Predictions of fatalities from violent conflict on the PRIO-GRID-month (pgm) level are characterized by high levels of uncertainty, limiting their usefulness in practical applications. We discuss the two main sources of uncertainty for this prediction task, the nature of violent conflict and data limitations, embedding this in the wider literature on uncertainty quantification in machine learning. We develop a strategy to quantify uncertainty in conflict forecasting, shifting from traditional point predictions to full predictive distributions. Our approach compares and combines multiple tree-based classifiers and distributional regressors in a custom auto-ML setup, estimating distributions for each pgm individually. We also test the integration of regional models in spatial ensembles as a potential avenue to reduce uncertainty. The models are able to consistently outperform a suite of benchmarks derived from conflict history in predictions up to one year in advance, with performance driven by regions where conflict was observed. With our evaluation, we emphasize the need to understand how a metric behaves for a given prediction problem, in our case characterized by extremely high zero-inflatedness.
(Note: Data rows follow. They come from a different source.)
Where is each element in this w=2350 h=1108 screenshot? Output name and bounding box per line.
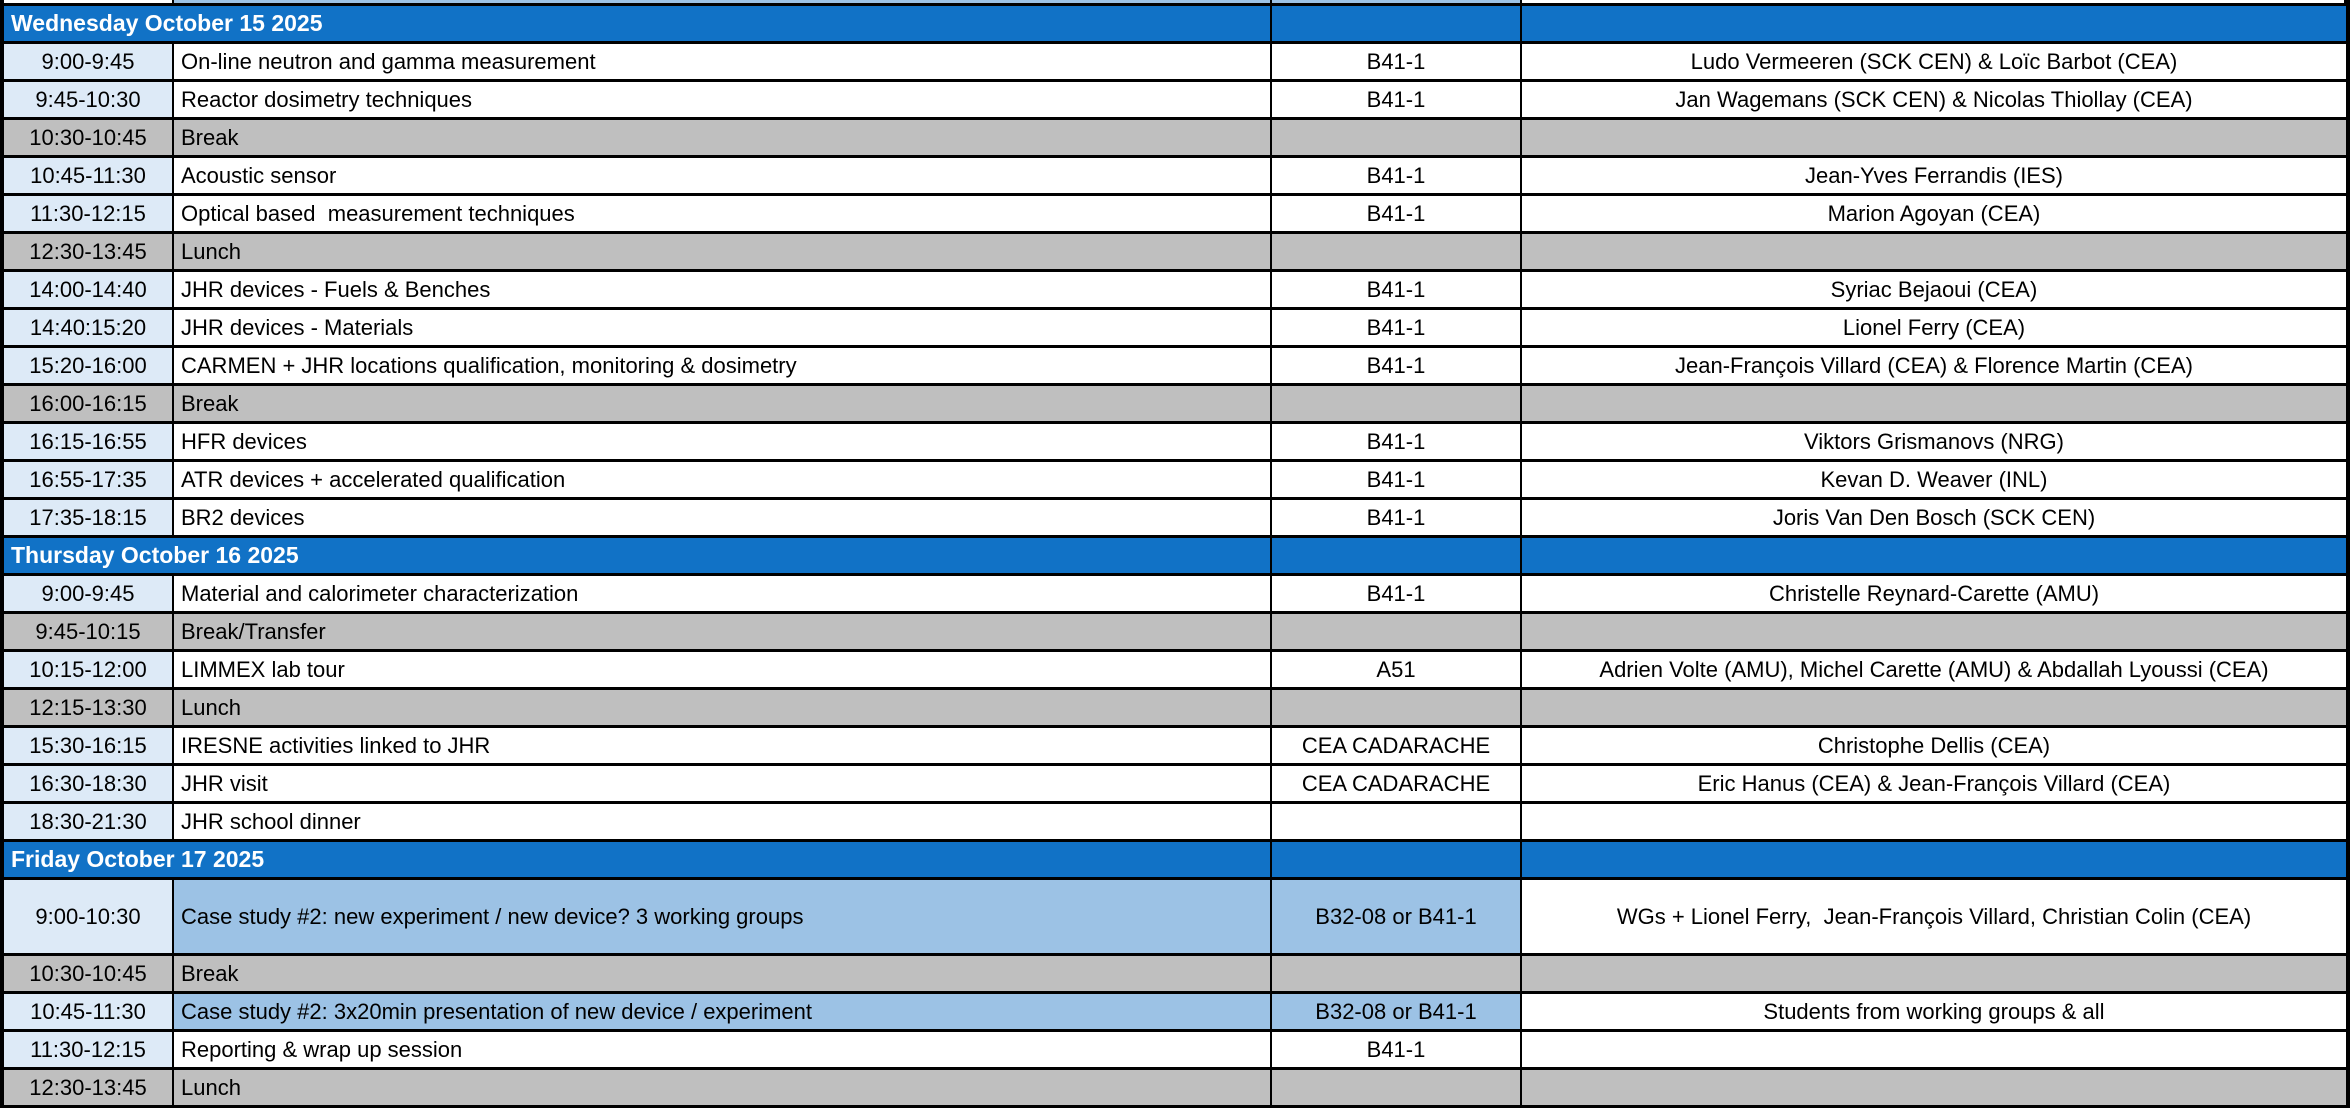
- session-title-cell: IRESNE activities linked to JHR: [174, 728, 1272, 763]
- break-row: [4, 690, 2346, 728]
- time-cell: 16:15-16:55: [4, 424, 174, 459]
- session-row: [4, 44, 2346, 82]
- day-header-label: Thursday October 16 2025: [4, 538, 1272, 573]
- speaker-cell: Christelle Reynard-Carette (AMU): [1768, 580, 2100, 606]
- room-cell: B41-1: [1272, 82, 1522, 117]
- session-title-cell: Case study #2: 3x20min presentation of new device / experiment: [174, 994, 1272, 1029]
- session-title-cell: Reporting & wrap up session: [174, 1032, 1272, 1067]
- speaker-cell: [1522, 614, 2346, 649]
- session-title-cell: Lunch: [174, 234, 1272, 269]
- time-cell: 16:30-18:30: [4, 766, 174, 801]
- room-cell: B41-1: [1272, 462, 1522, 497]
- session-title-cell: JHR devices - Materials: [174, 310, 1272, 345]
- session-row: [4, 348, 2346, 386]
- room-cell: [1272, 614, 1522, 649]
- room-cell: B41-1: [1272, 158, 1522, 193]
- session-row: [4, 1032, 2346, 1070]
- session-title-cell: JHR school dinner: [174, 804, 1272, 839]
- session-row: [4, 310, 2346, 348]
- speaker-cell: [1522, 120, 2346, 155]
- room-cell: B41-1: [1272, 576, 1522, 611]
- speaker-cell: Adrien Volte (AMU), Michel Carette (AMU) & Abdallah Lyoussi (CEA): [1599, 656, 2269, 682]
- time-cell: 9:45-10:30: [4, 82, 174, 117]
- time-cell: 9:00-9:45: [4, 44, 174, 79]
- speaker-cell: [1522, 804, 2346, 839]
- room-cell: CEA CADARACHE: [1272, 766, 1522, 801]
- session-row: [4, 500, 2346, 538]
- speaker-cell: [1522, 234, 2346, 269]
- room-cell: [1272, 120, 1522, 155]
- session-row: [4, 804, 2346, 842]
- day-header-row: [4, 6, 2346, 44]
- room-cell: [1272, 804, 1522, 839]
- day-header-label: Wednesday October 15 2025: [4, 6, 1272, 41]
- speaker-cell: Marion Agoyan (CEA): [1827, 200, 2041, 226]
- time-cell: 14:40:15:20: [4, 310, 174, 345]
- room-cell: [1272, 690, 1522, 725]
- speaker-cell: Syriac Bejaoui (CEA): [1830, 276, 2038, 302]
- day-header-room-cell: [1272, 538, 1522, 573]
- time-cell: 11:30-12:15: [4, 196, 174, 231]
- time-cell: 9:00-10:30: [4, 880, 174, 953]
- break-row: [4, 614, 2346, 652]
- time-cell: 15:20-16:00: [4, 348, 174, 383]
- room-cell: B41-1: [1272, 1032, 1522, 1067]
- speaker-cell: Ludo Vermeeren (SCK CEN) & Loïc Barbot (CEA): [1690, 48, 2178, 74]
- room-cell: [1272, 234, 1522, 269]
- speaker-cell: [1522, 1032, 2346, 1067]
- time-cell: 16:00-16:15: [4, 386, 174, 421]
- session-title-cell: Acoustic sensor: [174, 158, 1272, 193]
- session-title-cell: JHR visit: [174, 766, 1272, 801]
- break-row: [4, 386, 2346, 424]
- time-cell: 10:45-11:30: [4, 994, 174, 1029]
- speaker-cell: [1522, 956, 2346, 991]
- session-title-cell: LIMMEX lab tour: [174, 652, 1272, 687]
- room-cell: B41-1: [1272, 424, 1522, 459]
- session-title-cell: Reactor dosimetry techniques: [174, 82, 1272, 117]
- speaker-cell: Eric Hanus (CEA) & Jean-François Villard (CEA): [1697, 770, 2171, 796]
- session-row: [4, 652, 2346, 690]
- speaker-cell: Students from working groups & all: [1763, 998, 2105, 1024]
- room-cell: [1272, 1070, 1522, 1105]
- day-header-speaker-cell: [1522, 842, 2346, 877]
- session-title-cell: Break: [174, 956, 1272, 991]
- time-cell: 14:00-14:40: [4, 272, 174, 307]
- day-header-label: Friday October 17 2025: [4, 842, 1272, 877]
- room-cell: [1272, 956, 1522, 991]
- session-title-cell: Break: [174, 386, 1272, 421]
- partial-time-cell: [4, 0, 174, 3]
- session-title-cell: JHR devices - Fuels & Benches: [174, 272, 1272, 307]
- time-cell: 15:30-16:15: [4, 728, 174, 763]
- speaker-cell: Kevan D. Weaver (INL): [1820, 466, 2048, 492]
- day-header-speaker-cell: [1522, 6, 2346, 41]
- speaker-cell: Viktors Grismanovs (NRG): [1804, 428, 2064, 454]
- break-row: [4, 234, 2346, 272]
- partial-title-cell: [174, 0, 1272, 3]
- time-cell: 11:30-12:15: [4, 1032, 174, 1067]
- session-row: [4, 158, 2346, 196]
- break-row: [4, 120, 2346, 158]
- speaker-cell: [1522, 386, 2346, 421]
- time-cell: 10:45-11:30: [4, 158, 174, 193]
- time-cell: 9:00-9:45: [4, 576, 174, 611]
- session-title-cell: Break: [174, 120, 1272, 155]
- session-row: [4, 196, 2346, 234]
- session-title-cell: Material and calorimeter characterization: [174, 576, 1272, 611]
- session-title-cell: ATR devices + accelerated qualification: [174, 462, 1272, 497]
- break-row: [4, 1070, 2346, 1108]
- partial-room-cell: [1272, 0, 1522, 3]
- session-row: [4, 576, 2346, 614]
- session-title-cell: On-line neutron and gamma measurement: [174, 44, 1272, 79]
- session-row: [4, 994, 2346, 1032]
- room-cell: B41-1: [1272, 272, 1522, 307]
- session-title-cell: Break/Transfer: [174, 614, 1272, 649]
- room-cell: A51: [1272, 652, 1522, 687]
- time-cell: 12:30-13:45: [4, 1070, 174, 1105]
- session-title-cell: Lunch: [174, 690, 1272, 725]
- speaker-cell: Jean-François Villard (CEA) & Florence Martin (CEA): [1675, 352, 2193, 378]
- time-cell: 12:15-13:30: [4, 690, 174, 725]
- session-title-cell: Lunch: [174, 1070, 1272, 1105]
- time-cell: 9:45-10:15: [4, 614, 174, 649]
- schedule-rows: [4, 6, 2346, 1108]
- room-cell: B41-1: [1272, 500, 1522, 535]
- session-row: [4, 766, 2346, 804]
- session-row: [4, 462, 2346, 500]
- break-row: [4, 956, 2346, 994]
- session-title-cell: BR2 devices: [174, 500, 1272, 535]
- speaker-cell: WGs + Lionel Ferry, Jean-François Villard, Christian Colin (CEA): [1616, 903, 2252, 929]
- session-title-cell: Optical based measurement techniques: [174, 196, 1272, 231]
- day-header-speaker-cell: [1522, 538, 2346, 573]
- room-cell: B32-08 or B41-1: [1272, 994, 1522, 1029]
- speaker-cell: [1522, 690, 2346, 725]
- session-row: [4, 272, 2346, 310]
- time-cell: 10:30-10:45: [4, 956, 174, 991]
- session-title-cell: HFR devices: [174, 424, 1272, 459]
- room-cell: B41-1: [1272, 196, 1522, 231]
- room-cell: B41-1: [1272, 44, 1522, 79]
- speaker-cell: Christophe Dellis (CEA): [1817, 732, 2051, 758]
- speaker-cell: Jean-Yves Ferrandis (IES): [1805, 162, 2063, 188]
- session-row: [4, 880, 2346, 956]
- room-cell: B32-08 or B41-1: [1272, 880, 1522, 953]
- time-cell: 17:35-18:15: [4, 500, 174, 535]
- day-header-row: [4, 842, 2346, 880]
- day-header-row: [4, 538, 2346, 576]
- partial-speaker-cell: [1522, 0, 2346, 3]
- day-header-room-cell: [1272, 6, 1522, 41]
- session-title-cell: CARMEN + JHR locations qualification, monitoring & dosimetry: [174, 348, 1272, 383]
- room-cell: [1272, 386, 1522, 421]
- speaker-cell: Jan Wagemans (SCK CEN) & Nicolas Thiollay (CEA): [1675, 86, 2193, 112]
- session-row: [4, 424, 2346, 462]
- session-row: [4, 82, 2346, 120]
- room-cell: B41-1: [1272, 310, 1522, 345]
- time-cell: 16:55-17:35: [4, 462, 174, 497]
- room-cell: CEA CADARACHE: [1272, 728, 1522, 763]
- speaker-cell: [1522, 1070, 2346, 1105]
- time-cell: 10:30-10:45: [4, 120, 174, 155]
- day-header-room-cell: [1272, 842, 1522, 877]
- time-cell: 10:15-12:00: [4, 652, 174, 687]
- speaker-cell: Joris Van Den Bosch (SCK CEN): [1772, 504, 2096, 530]
- session-title-cell: Case study #2: new experiment / new device? 3 working groups: [174, 880, 1272, 953]
- time-cell: 12:30-13:45: [4, 234, 174, 269]
- room-cell: B41-1: [1272, 348, 1522, 383]
- session-row: [4, 728, 2346, 766]
- speaker-cell: Lionel Ferry (CEA): [1842, 314, 2026, 340]
- time-cell: 18:30-21:30: [4, 804, 174, 839]
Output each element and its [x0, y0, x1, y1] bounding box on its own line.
While not resulting in better predictions, the integration of smaller models does not decrease performance for this prediction task, opening avenues to integrate data sources with less spatial coverage in the future.

Paper Structure

This paper contains 17 sections, 2 equations, 4 figures, 3 tables.

Figures (4)

  • Figure 1: Visualization of the creation process of the clusters for local models. a) clusters created by manually tuned HDBSCAN algorithm with corresponding polygons; b) clusters after merging of smaller clusters with updated polygons; c) final clusters with grid-cells without violence assigned. Grid cells shown in a) and b) are those experiencing any violence in the training data (1990-2017). Black grid cells displayed in a) and b) are not assigned to any clusters by HDBSCAN initially.
  • Figure 2: Prediction intervals for example grid cells based on 2018 predictions from the global model, compared to the observed number of fatalities and a maximum a posteriori (MAP) estimate for the predictive distributions. MAP estimates are calculated as the maximum of the probability density function estimated via Gaussian kernel density estimation. 25%, 50%, 75%, 90%, and 95% prediction intervals are only drawn if upper boundaries are not zero. Figures 2b) and 2c) also include the extreme boundaries (min/max) of the corresponding samples.
  • Figure 3: Value ranges of CRPS scores for one year of simulated actuals and predictions, with varying noise and “accuracy”. Actuals are simulated with zero-inflatedness matching the training data, and values drawn from an estimated PDF based on non-zero observations < 1000 fatalities. Predictions are drawn from a poisson distribution with mean and variance equal to the corresponding actual. “Accuracy” ($\alpha$) less than 1 means a share of non-zero samples was replaced with all-zero predictions. Noise ($n$) means actuals were shifted by $50n\varepsilon$before creating the samples, with $\varepsilon$ randomly drawn from a uniform distribution between -1 and 1.
  • Figure 4: Comparison of model-wide scores with scores based on grid cells grouped by individual countries for the three distributional metrics: CRPS (a), MIS (b), and IGN (c).